De retour de la guerre du Vietnam, un ancien soldat souffrant de troubles post-traumatiques fuit l'hopital où il était soigné, et chercher à rejoindre la Californie pour y retrouver un ami de son régiment. En partant de New-York, il va rencontrer une jeune femme qui voyage elle aussi à travers et eux deux vont sillonner la route.
Énorme succès lors de sa sortie américaine, et totalement méconnu ici, Héros est un des premiers films qui parle non seulement de la guerre du Vietnam qui venait de se terminer, mais de l'après : que deviennent ces soldats qui ont donné leur santé, voire leurs vies ? On le voit à travers le personnage que joue Henry Winkler, un homme totalement déphasé, qu'il joue bien, même s'il faut avouer que l'acteur n'a guère de présence et a tendance à en faire beaucoup. Au point que les deux seconds rôles l'éclipsent. D'une part, Harrison Ford dans un rôle secondaire, mais surtout Sally Field, impressionnante dans le jeu, car elle va devenir non seulement une liaison, mais c'est plus que ça ; une épaule sur laquelle cet ex-soldat peut s'appuyer.
Bien que Héros soit le premier film de Jeremy Kagan (dont j'aime beaucoup le suivant, The big fix), il a encore beaucoup de manières de tourner des séries télé avec une économie de moyens visibles qui font que ça reste plat.
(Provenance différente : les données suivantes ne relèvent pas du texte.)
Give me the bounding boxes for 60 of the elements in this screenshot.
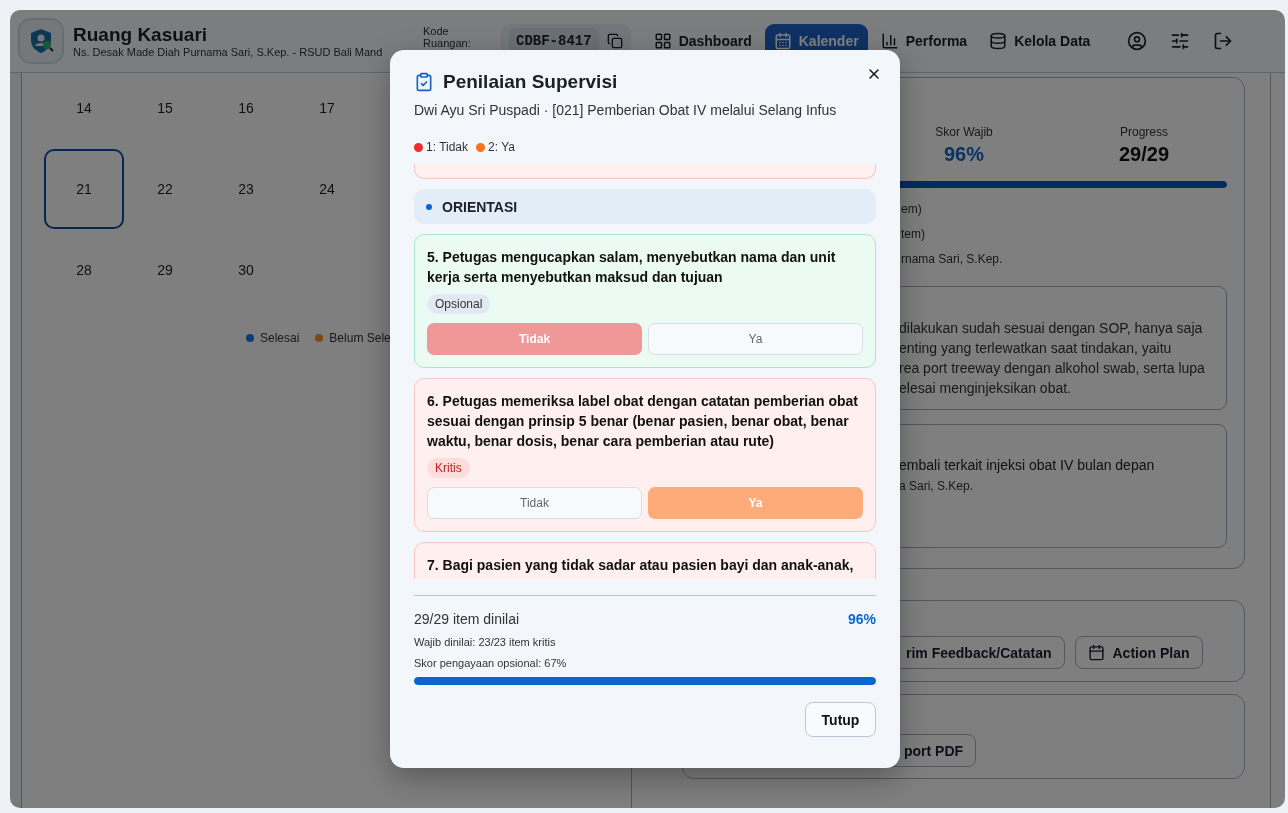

Et qu'il y a beaucoup de creux dans la narration jusqu'à la dernière partie, en Californie, très étonnante dans le sens où sur un même plan, il travaille à la fois sur le passé et le présent. Jusqu'à cette fin vraiment touchante où on comprend que la vie de cet homme va être difficile, mais pas impossible pourvu qu'il puisse s'appuyer sur une belle âme.
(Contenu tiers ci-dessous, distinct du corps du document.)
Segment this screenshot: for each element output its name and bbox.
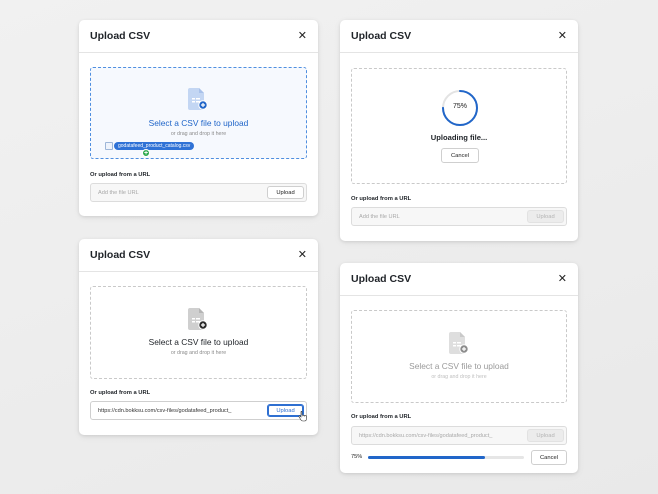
upload-status-text: Uploading file... (430, 133, 488, 142)
cancel-button[interactable]: Cancel (441, 148, 479, 163)
upload-button[interactable]: Upload (267, 186, 304, 199)
csv-file-icon (188, 308, 208, 330)
url-label: Or upload from a URL (90, 390, 151, 396)
upload-button[interactable]: Upload (527, 429, 564, 442)
url-label: Or upload from a URL (90, 172, 151, 178)
url-input[interactable]: Add the file URL (359, 208, 400, 225)
csv-file-icon (188, 88, 208, 110)
close-icon[interactable]: ✕ (558, 30, 567, 42)
dialog-title: Upload CSV (351, 30, 412, 42)
url-input[interactable]: https://cdn.bokksu.com/csv-files/godataf… (359, 427, 526, 444)
upload-button[interactable]: Upload (527, 210, 564, 223)
upload-dialog-url-entered: Upload CSV ✕ Select a CSV file to upload… (79, 239, 318, 435)
dialog-header: Upload CSV ✕ (79, 239, 318, 272)
pointer-cursor-icon (298, 411, 307, 422)
upload-dialog-dragover: Upload CSV ✕ Select a CSV file to upload… (79, 20, 318, 216)
dragged-file-thumb-icon (105, 142, 113, 150)
dropzone-subtitle: or drag and drop it here (170, 131, 227, 137)
url-row: https://cdn.bokksu.com/csv-files/godataf… (90, 401, 307, 420)
dialog-title: Upload CSV (90, 249, 151, 261)
dropzone-title: Select a CSV file to upload (148, 337, 249, 347)
dropzone-title: Select a CSV file to upload (148, 118, 249, 128)
cancel-button[interactable]: Cancel (531, 450, 567, 465)
file-dropzone: 75% Uploading file... Cancel (351, 68, 567, 184)
close-icon[interactable]: ✕ (298, 30, 307, 42)
dropzone-subtitle: or drag and drop it here (431, 374, 487, 380)
dialog-header: Upload CSV ✕ (340, 263, 578, 296)
url-row: Add the file URL Upload (351, 207, 567, 226)
upload-dialog-uploading: Upload CSV ✕ 75% Uploading file... Cance… (340, 20, 578, 241)
url-input[interactable]: https://cdn.bokksu.com/csv-files/godataf… (98, 402, 266, 419)
url-row: Add the file URL Upload (90, 183, 307, 202)
upload-dialog-url-uploading: Upload CSV ✕ Select a CSV file to upload… (340, 263, 578, 473)
url-label: Or upload from a URL (351, 414, 412, 420)
file-dropzone[interactable]: Select a CSV file to upload or drag and … (90, 67, 307, 159)
progress-bar (368, 456, 524, 459)
url-row: https://cdn.bokksu.com/csv-files/godataf… (351, 426, 567, 445)
file-dropzone[interactable]: Select a CSV file to upload or drag and … (90, 286, 307, 379)
dialog-header: Upload CSV ✕ (79, 20, 318, 53)
url-label: Or upload from a URL (351, 196, 412, 202)
close-icon[interactable]: ✕ (558, 273, 567, 285)
dropzone-title: Select a CSV file to upload (409, 361, 509, 371)
csv-file-icon (449, 332, 469, 354)
file-dropzone: Select a CSV file to upload or drag and … (351, 310, 567, 403)
dialog-header: Upload CSV ✕ (340, 20, 578, 53)
plus-badge-icon: + (142, 149, 150, 157)
progress-percent-text: 75% (351, 454, 363, 460)
dialog-title: Upload CSV (90, 30, 151, 42)
url-input[interactable]: Add the file URL (98, 184, 139, 201)
close-icon[interactable]: ✕ (298, 249, 307, 261)
dragged-file-chip: godatafeed_product_catalog.csv (105, 142, 195, 150)
dropzone-subtitle: or drag and drop it here (170, 350, 227, 356)
progress-percent-text: 75% (452, 103, 467, 110)
dialog-title: Upload CSV (351, 273, 412, 285)
dragged-file-name: godatafeed_product_catalog.csv (114, 142, 195, 150)
progress-bar-fill (368, 456, 485, 459)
La période coïncide avec plusieurs films qui commencent à parler ouvertement de la guerre du Vietnam et des conséquences que ça peut porter, avec par exemple Retour en enfer, et le plus célèbre de tous, Rambo, sorti cinq ans plus tard. Mais il est intéressant de voir Héros où pour une fois on peut voir Henry Winkler jouer autre que Fonzy.